Anti Money Laundering for Insurance

Insurance firms are facing money laundering at a growing rate, in fact 62% of insurance firms reported some sort of exposure to money laundering. However, it poses an even greater risk to life insurance firms. Large amounts of money are constantly being deposited and withdrawn by customers due to Life insurance firms’ relaxed policies and products that allow customers to do so without reducing almost any of the money’s value. 

There is a wide variety of anti-money laundering (AML) regulations and sanctions lists for insurance firms, implemented by government and international authorities, that must be implemented as a part of their AML. If they do not follow these obligations, life Insurance firms can face prison terms and fines as well as other compliance penalties. 

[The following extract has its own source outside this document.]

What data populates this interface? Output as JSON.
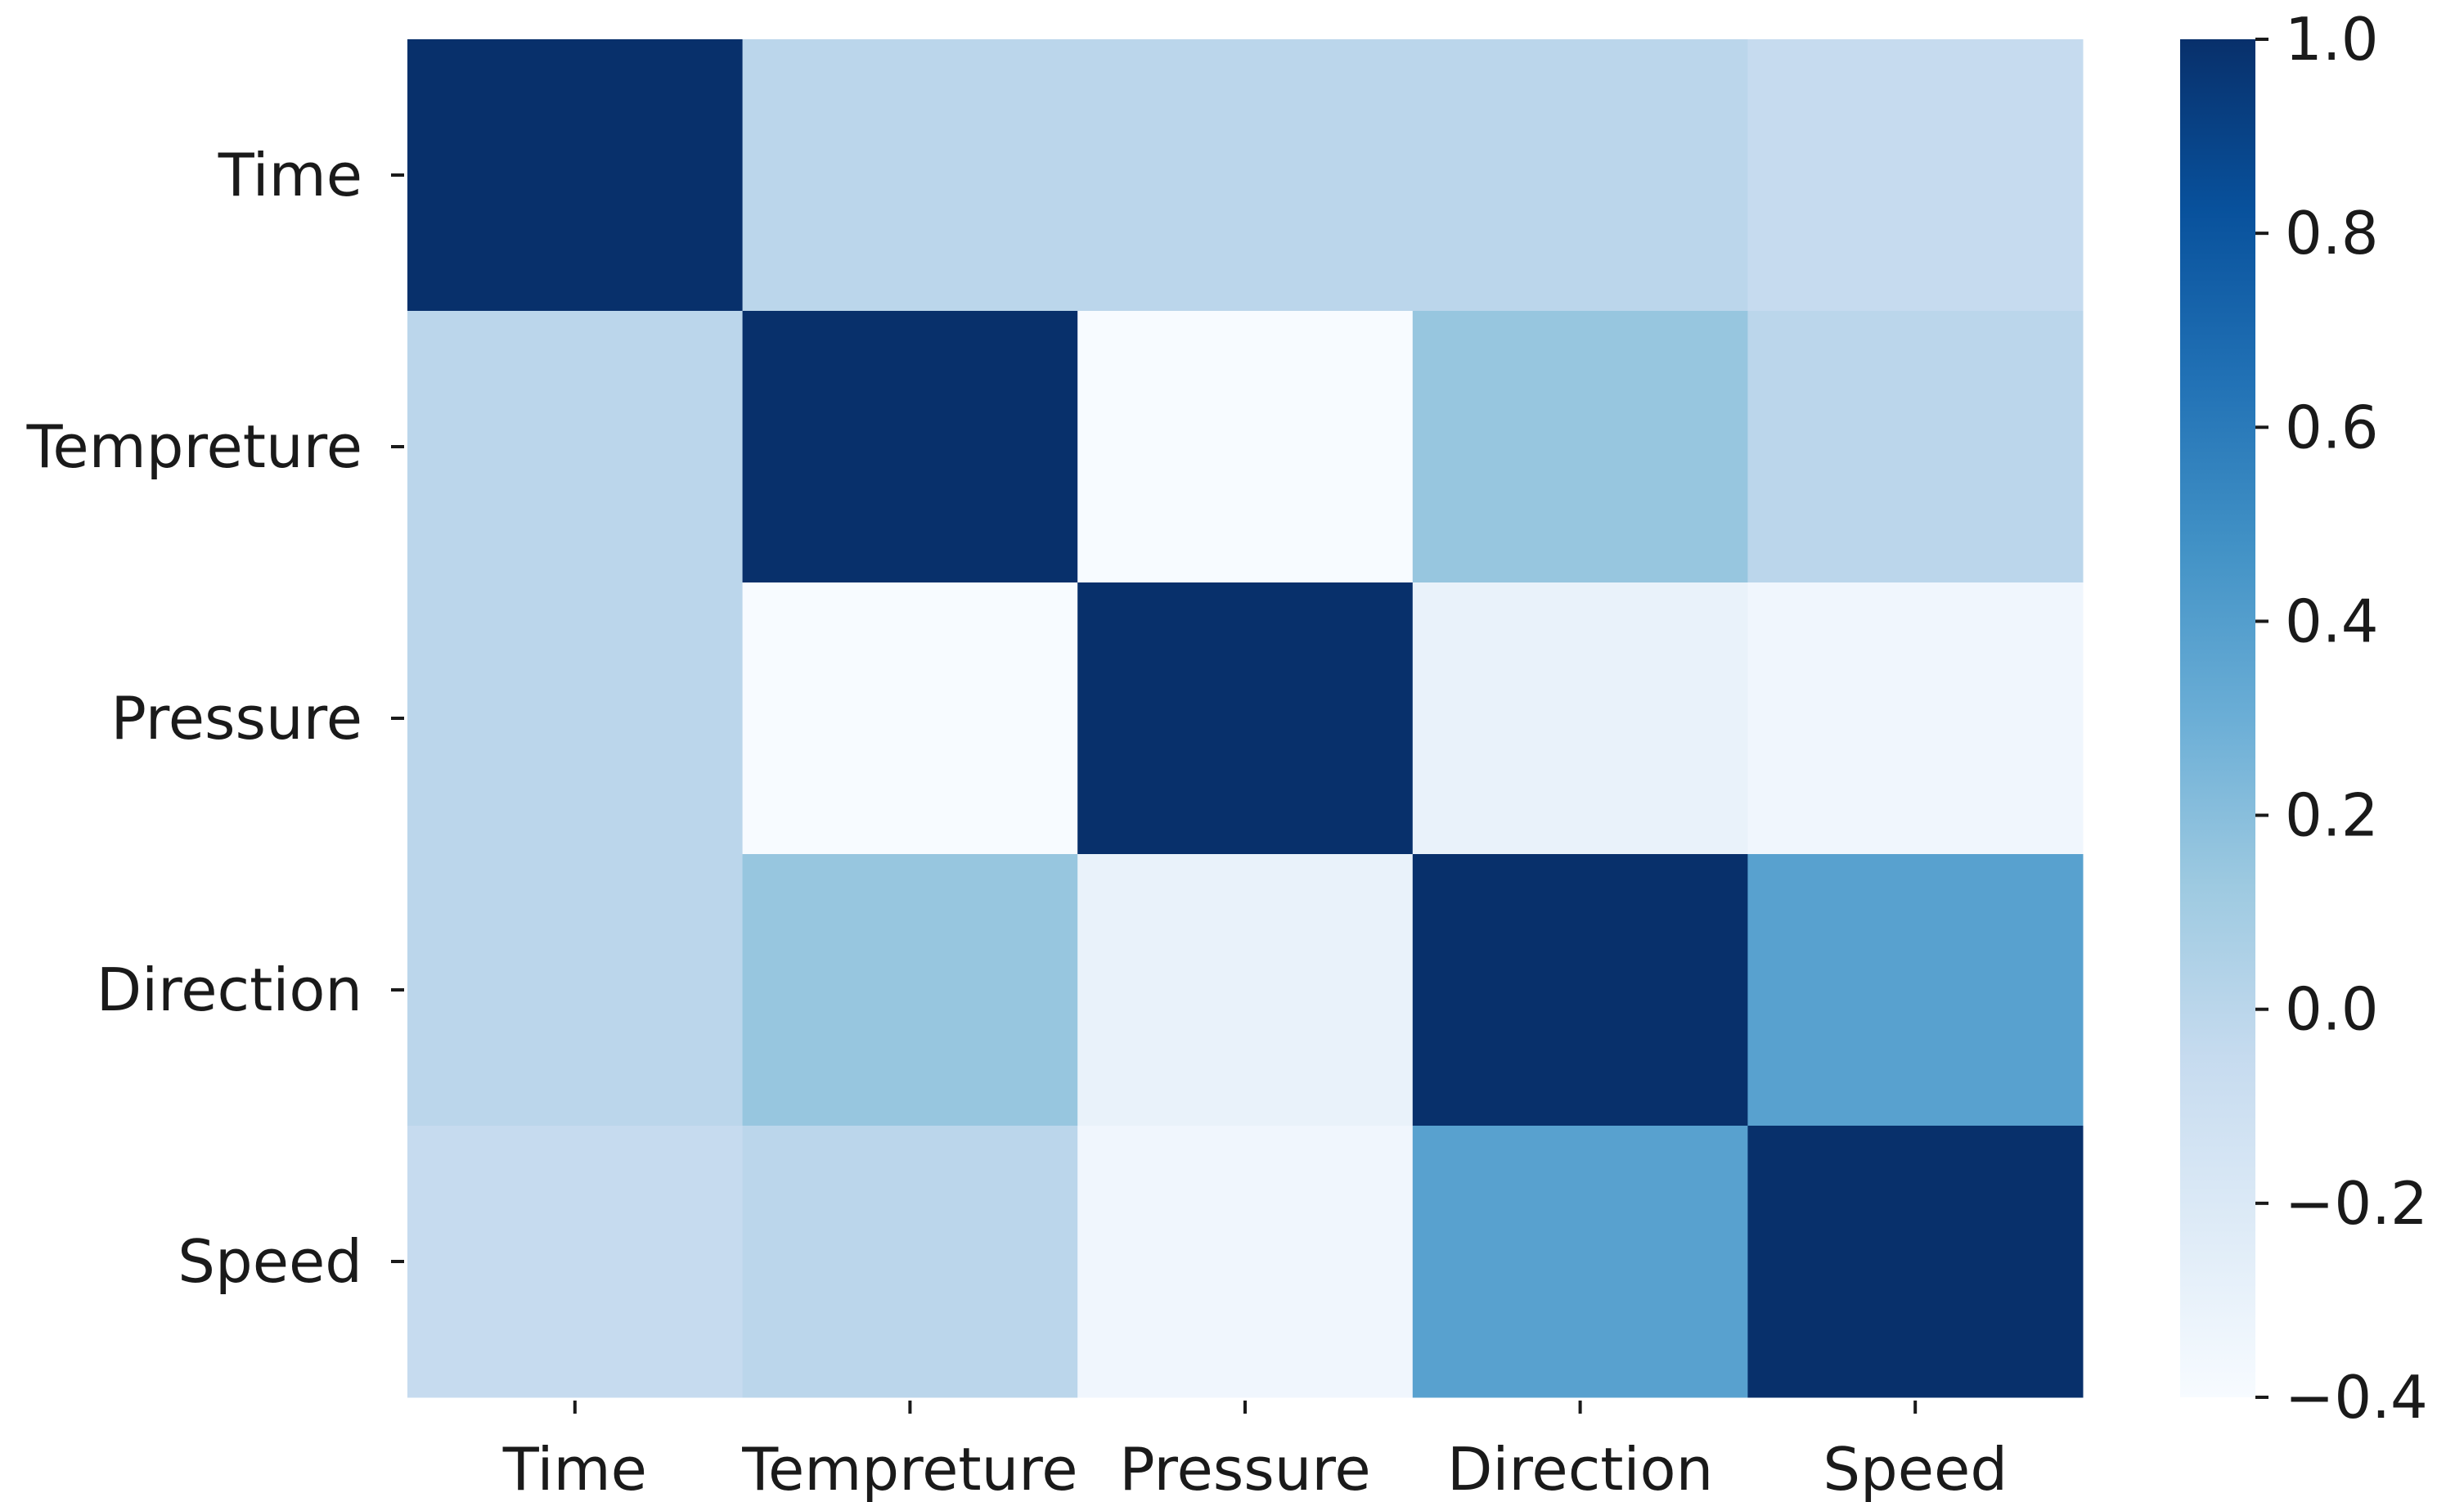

AML/CFT Risks with Life Insurance 

There are various life insurance products and mechanisms that are susceptible to money laundering including:

  • Policies allowing money launderers to withdraw a lot of money in one transaction, also known as Single Premium Policies. 
  • Annuity policies or high regular premium savings that allow money laundered to receive income after paying for insurance premiums with fraudulent, criminal funds
  • Cooling-off periods where Money Launderers can request a refund and get it paid with legitimate, clean money, or they can purposefully overpay for insurance premiums to get the money refunded.
  • Policy surrender, where Money Launderers are able to give up their policies at a loss in order to get the money they deposited back.
  • Top-ups, where money laundered can offload more criminal funds after paying a small starting premium.
  • Ownership transfers, where a customer can transfer the ownership of a life insurance policy to an outside criminal organization that can take out all of the money.
  • Policy loans where money launderers can get loaned money, as collateral, from the life insurance policy after having built up its value through premium payments. These loans don’t have to be repaid, because the value of the loan will just be deducted from the death benefit, and also don’t have sufficient AML checks. 
  • Premium policies that could be used as deposits for loans where money laundered could give up their policies to repay the loans. 
  • Secondary life market, where unhealthy customers can sell their policy to an outside criminal organization. 

AML Life Insurance Regulations and How to Comply

As mentioned before, there are a variety of AML insurance regulations involving both sanctions and screening obligations as well as transaction monitoring.

For transaction monitoring, locally and internationally enforced laws and acts such as the Bank Secrecy Act (BSA) in the United States, cover and require monitoring of: 

  • Permanent life insurance policies (excluding group life insurance policies)
  • Annuity contracts (excluding group annuity contracts)
  • Insurance products with investment features or monetary value

The BSA also requires suspicious activity reports (SARS) to be reported to the financial crimes enforcement network (FinCEN) when any suspicious transactions relating to the products above are detected.

Financial Action Task Force: The intergovernmental Financial Action Task Force (FATF) lays out anti-money laundering insurance guidelines that are required for states within the Task Force, for example, the US followed FATF requirements through the BSA. To ensure the relevance and effectiveness of its regulations, the FATF also partners with private sector insurance companies.

Insurance Sanctions

Insurance companies are required to comply with financial sanctions that are imposed by governmental and international authorities. If customers appear on official sanctions lists, insurance firms are restricted if not prohibited from selling life insurance products to them. 

It is necessary that insurance firms, as a part of their AML programs, apply sanction screening measures in order to identify customers that are on that list. Insurance firms must take steps to block transactions or freeze assets if a customer is on the list. They also must report the customer to the relevant authorities.

Complying with AML/CFT Insurance Regulations

Insurance firms should make sure that their Anti-Money Laundering programs have acceptable customer due diligence (CDD) measures to ensure their customers’ identities. 

Due to the large quantity of information involved in sanction screening and transaction monitoring, a lot of insurance firms chose to make their AML/CFT programs automated with smart technology. By automating AML/CFT programs, it increases the speed as well as the accuracy of the screening process as well as reducing errors due to humans, and helps the firms avoid expensive compliance penalties.